Pretentious and long-winded book about an interesting tale. Deserves an in-depth magazine article, not a book. And certainly not one that this is as self-aggrandizing and pompous as this author's.
I love this book and thoroughly recommend it. It is very detailed and I can imagine some might feel that it is rather overladen with detail. But the detail is necessary to do justice to the complexity and seriousness of the question of whether or not the eminent British botanist John Heslop Harrington committed science fraud by importing and seeding the field of scientific discovery with species of plant, beetle and butterfly in order to claim the unique discovery of their unexpected capture on the Scottish isle of Rum.
This is a scholarly book that is accessible to anyone of keen intellect with a tolerance for balanced evidence weighing, genteel writing and good manners. The author - Karl Sabbagh - has crafted his work well and written a gem-strewn masterpiece of the rare "did he do it?" science fraud genre.
Despite giving over many pages to assess the obvious bias of his accusers, it is rather clear, I think, before we reach the end of the book that Sabbagh is certain his protagonist - Professor Heslop Harrington - at least committed some of the science frauds he was accused of.

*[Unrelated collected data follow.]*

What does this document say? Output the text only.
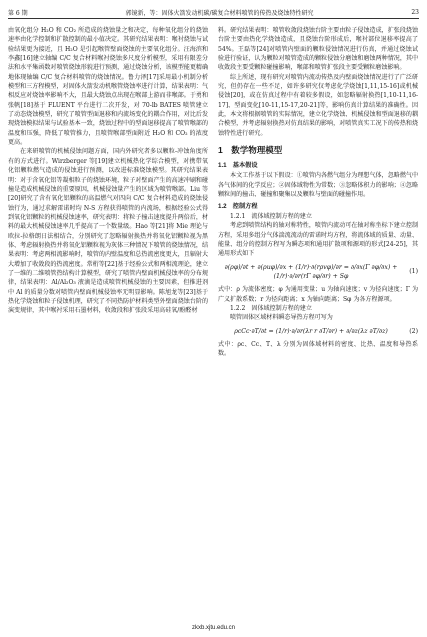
第 6 期	郭镜新，等：固体火箭发动机碳/碳复合材料喷管的传热及烧蚀特性研究	23

由氧化组分 H₂O 和 CO₂ 所造成的烧蚀量之和决定，每种氧化组分的烧蚀速率由化学控制和扩散控制的最小值决定。其研究结果表明：喉衬烧蚀与试验结果更为接近，且 H₂O 是引起喉管壁面烧蚀的主要氧化组分。汪海滨和李鑫[16]建立轴编 C/C 复合材料喉衬烧蚀多尺度分析模型，采用有限差分法和水平集函数对喷管烧蚀形貌进行预测，通过烧蚀分析，该模型能更精确地体现轴编 C/C 复合材料喷管的烧蚀情况。鲁力泽[17]采用最小机制分析模型和三方程模型，对固体火箭发动机喉管烧蚀率进行计算，结果表明：气相反应对烧蚀率影响不大，且最大烧蚀点出现在喉部上游而非喉部。于勇和张帆[18]基于 FLUENT 平台进行二次开发，对 70-lb BATES 喷管建立了动态烧蚀模型，研究了喷管型面退移和内流场变化的耦合作用，对比后发现烧蚀模拟结果与试验基本一致，烧蚀过程中的型面退移提高了喷管喉部的温度和压强，降低了喷管推力，且喷管喉部型面附近 H₂O 和 CO₂ 的浓度更高。

在来研喷管的机械侵蚀问题方面，国内外研究者多以颗粒-冲蚀角度所有的方式进行。Wirzberger 等[19]建立机械热化学综合模型，对携带氧化铝颗粒燃气造成的侵蚀进行预测，以改进标准烧蚀模型。其研究结果表明：对于含氧化铝等凝相粒子的烧蚀环境，粒子对壁面产生的高速冲刷和碰撞是造成机械侵蚀的重要原因，机械侵蚀量产生的区域为喷管喉部。Liu 等[20]研究了含有氧化铝颗粒的高温燃气对四向 C/C 复合材料造成的烧蚀侵蚀行为，通过求解雷诺时均 N-S 方程获得喷管的内流场，根据经验公式得到氧化铝颗粒的机械侵蚀速率，研究表明：将粒子撞击速度提升两倍后，材料的最大机械侵蚀速率几乎提高了一个数量级。Hao 等[21]将 Mie 理论与欧拉-拉格朗日法相结合，分别研究了忽略辐射换热并将氧化铝颗粒视为黑体、考虑辐射换热并将氧化铝颗粒视为灰体三种情况下喷管的烧蚀情况，结果表明：考虑两相流影响时，喷管的内壁温度和总热流密度更大，且辐射大大增加了收敛段的热流密度。常桁等[22]基于经验公式和两相流理论，建立了一维的二维喷管热结构计算模型，研究了喷管内壁面机械侵蚀率的分布规律，结果表明：Al/Al₂O₃ 液滴是造成喷管机械侵蚀的主要因素，但推进剂中 Al 的质量分数对喷管内壁面机械侵蚀率无明显影响。陈旭龙等[23]基于热化学烧蚀和粒子侵蚀机理，研究了不同热防护材料类型外壁面烧蚀台阶的演变规律，其中喉衬采用石墨材料，收敛段和扩张段采用高硅氧/酚醛材

料。研究结果表明：喷管收敛段烧蚀台阶主要由粒子侵蚀造成，扩张段烧蚀台阶主要由热化学烧蚀造成，且烧蚀台阶形成后，喉衬部位退移率提高了 54%。王磊等[24]对喷管内壁面的颗粒侵蚀情况进行仿真，并通过烧蚀试验进行验证，认为颗粒对喷管造成的颗粒侵蚀分磨蚀和磨蚀两种情况，其中收敛段主要受颗粒碰撞影响，喉部和喷管扩张段主要受颗粒磨蚀影响。

综上所述，现有研究对喷管内流动传热及内壁面烧蚀情况进行了广泛研究，但仍存在一些不足，如许多研究仅考虑化学烧蚀[1,11,15-16]或机械侵蚀[20]，或在仿真过程中有着较多假设，如忽略辐射换热[1,10-11,16-17]、型面变化[10-11,15-17,20-21]等，影响仿真计算结果的准确性。因此，本文将根据喷管的实际情况，建立化学烧蚀、机械侵蚀和型面退移的耦合模型，并考虑辐射换热对仿真结果的影响，对喷管真实工况下的传热和烧蚀特性进行研究。

1　数学物理模型
1.1　基本假设

本文工作基于以下假设：①喷管内各燃气组分为理想气体，忽略燃气中各气体间的化学反应；②固体域物性为常数；③忽略体积力的影响；④忽略颗粒间的撞击、碰撞和聚集以及颗粒与壁面的碰撞作用。

1.2　控制方程

1.2.1　流体域控制方程的建立

考虑到喷管结构的轴对称特性，喷管内流动可在轴对称坐标下建立控制方程，采用多组分气体湍流流动的雷诺时均方程，将流体域的质量、动量、能量、组分的控制方程写为瞬态项和通用扩散项和源项的形式[24-25]，其通用形式如下

∂(ρφ)/∂t + ∂(ρuφ)/∂x + (1/r)·∂(rρvφ)/∂r = ∂/∂x(Γ ∂φ/∂x) + (1/r)·∂/∂r(rΓ ∂φ/∂r) + Sφ
(1)

式中：ρ 为流体密度；φ 为通用变量；u 为轴向速度；v 为径向速度；Γ 为广义扩散系数；r 为径向距离；x 为轴向距离；Sφ 为各方程源项。

1.2.2　固体域控制方程的建立

喷管固体区域材料瞬态导热方程可写为

ρcCc·∂T/∂t = (1/r)·∂/∂r(λr r ∂T/∂r) + ∂/∂z(λz ∂T/∂z)	(2)

式中：ρc、Cc、T、λ 分别为固体域材料的密度、比热、温度和导热系数。

zkxb.xjtu.edu.cn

I must admit that after reading one sentence on page 93 that thereafter, and right to the end, I suspected a twist in the tale would be produced where we would learn that the Professor was in fact exonerated by the author's own discovery. But such heroic new evidence does not come.
Consequently might I beg a breach of etiquette and wonder whether perhaps, if this review is ever drawn to his attention, Karl Sabbagh could use the comments section below it to answer a simple question. My question relates to what Sabbagh tells us on page 93 about "Kinloch Castle" built on the island or Rum by the wealthy George Bullough in 1900:
'The estimated cost of the castle is said to be more than $20 million in today's money. Bullough thought nothing of importing red sandstone and soil from the Scottish mainland and workmen from Lancashire to build the house and establish the garden.'
About the second of those two sentences, I'd like to ask Karl Sabbagh the following questions:
Could the unexpected varieties of plant and butterfly that the Heslop Harrington and his associates found on Rum have been accidentally introduced by George Bullough importing their seeds and pupae in the said imported soil? Moreover, did Bullough also set up a fashionable garden water feature or dig a grand pond - complete with imported water plants from where foreign water beetles could so easily have have migrated to the islands lakes? What plants might have come to the island with the Lancashire gardeners in 1900?

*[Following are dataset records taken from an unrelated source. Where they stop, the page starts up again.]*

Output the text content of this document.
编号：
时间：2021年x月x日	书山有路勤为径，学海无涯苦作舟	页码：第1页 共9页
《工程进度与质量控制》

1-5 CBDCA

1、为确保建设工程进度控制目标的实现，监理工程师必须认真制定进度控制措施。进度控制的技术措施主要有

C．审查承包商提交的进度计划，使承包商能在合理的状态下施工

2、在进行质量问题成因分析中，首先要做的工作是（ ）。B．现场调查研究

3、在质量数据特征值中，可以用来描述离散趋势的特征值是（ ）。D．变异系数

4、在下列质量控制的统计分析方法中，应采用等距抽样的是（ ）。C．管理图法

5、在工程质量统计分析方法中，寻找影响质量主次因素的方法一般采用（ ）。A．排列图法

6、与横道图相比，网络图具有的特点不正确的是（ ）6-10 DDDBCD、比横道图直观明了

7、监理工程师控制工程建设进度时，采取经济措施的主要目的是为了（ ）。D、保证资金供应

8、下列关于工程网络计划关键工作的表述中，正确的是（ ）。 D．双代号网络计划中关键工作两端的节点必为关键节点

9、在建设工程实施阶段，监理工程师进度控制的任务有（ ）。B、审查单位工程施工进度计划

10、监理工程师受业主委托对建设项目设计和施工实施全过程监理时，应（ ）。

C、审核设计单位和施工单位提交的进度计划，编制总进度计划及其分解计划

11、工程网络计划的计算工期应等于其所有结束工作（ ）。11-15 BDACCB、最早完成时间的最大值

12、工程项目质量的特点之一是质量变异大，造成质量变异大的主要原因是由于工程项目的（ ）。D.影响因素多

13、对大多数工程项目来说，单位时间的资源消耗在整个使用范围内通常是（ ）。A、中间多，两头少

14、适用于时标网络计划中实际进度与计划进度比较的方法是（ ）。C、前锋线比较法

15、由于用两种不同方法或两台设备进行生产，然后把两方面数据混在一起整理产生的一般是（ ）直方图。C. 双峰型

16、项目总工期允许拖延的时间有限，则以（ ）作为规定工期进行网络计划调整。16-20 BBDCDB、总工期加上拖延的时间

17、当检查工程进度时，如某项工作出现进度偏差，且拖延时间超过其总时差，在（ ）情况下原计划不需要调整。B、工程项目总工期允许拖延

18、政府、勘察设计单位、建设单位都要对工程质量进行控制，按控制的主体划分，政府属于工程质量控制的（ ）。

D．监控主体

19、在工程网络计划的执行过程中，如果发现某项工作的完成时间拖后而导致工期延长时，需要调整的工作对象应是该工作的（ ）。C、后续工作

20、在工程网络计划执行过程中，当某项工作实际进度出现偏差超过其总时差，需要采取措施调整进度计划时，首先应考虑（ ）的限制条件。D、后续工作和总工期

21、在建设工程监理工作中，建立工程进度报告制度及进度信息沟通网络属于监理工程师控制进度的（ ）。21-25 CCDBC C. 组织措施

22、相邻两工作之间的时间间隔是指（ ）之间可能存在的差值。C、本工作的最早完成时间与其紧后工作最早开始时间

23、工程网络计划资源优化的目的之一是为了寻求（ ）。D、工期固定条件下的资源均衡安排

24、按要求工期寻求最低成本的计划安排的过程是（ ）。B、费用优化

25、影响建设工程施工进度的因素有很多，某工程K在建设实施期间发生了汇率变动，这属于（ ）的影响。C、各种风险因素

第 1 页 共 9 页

Why was this Bullough Contamination Hypothesis not examined in your superb book?
Fraud and deception in the staid world of academia, botany no less? Who would have believed it?
After all, a plant is a plant is a plant, where they choose to grow is their own business and after they dig their tiny little rootlets into terra firma, they have no way of moving around. Or do they?
Curious mystery that takes place principally on the Isle of Rùm—one of the Small Isles of the Inner Hebrides off the coast of Scotland—and the provenance of some of the plants and grasses that grow there.
Written in 2005: "I had hopes for this book, but sadly Mr. Sabbagh seems to spend a lot of pages padding out a limited amount of knowledge and even then it's a slim read that reaches few definite conclusions. One upside of the book is a desire to visit the Isle of Rum (also known as Rhum), as it sounds a lovely place. Another is the increased awareness that, in science, documenting your work so others can replicate your findings is of paramount importance."
A fascinating little book about a paranoid fraud named John Wilson Heslop Harrison, who was once the caretaker of the Isle of Rum off the coast of Scotland.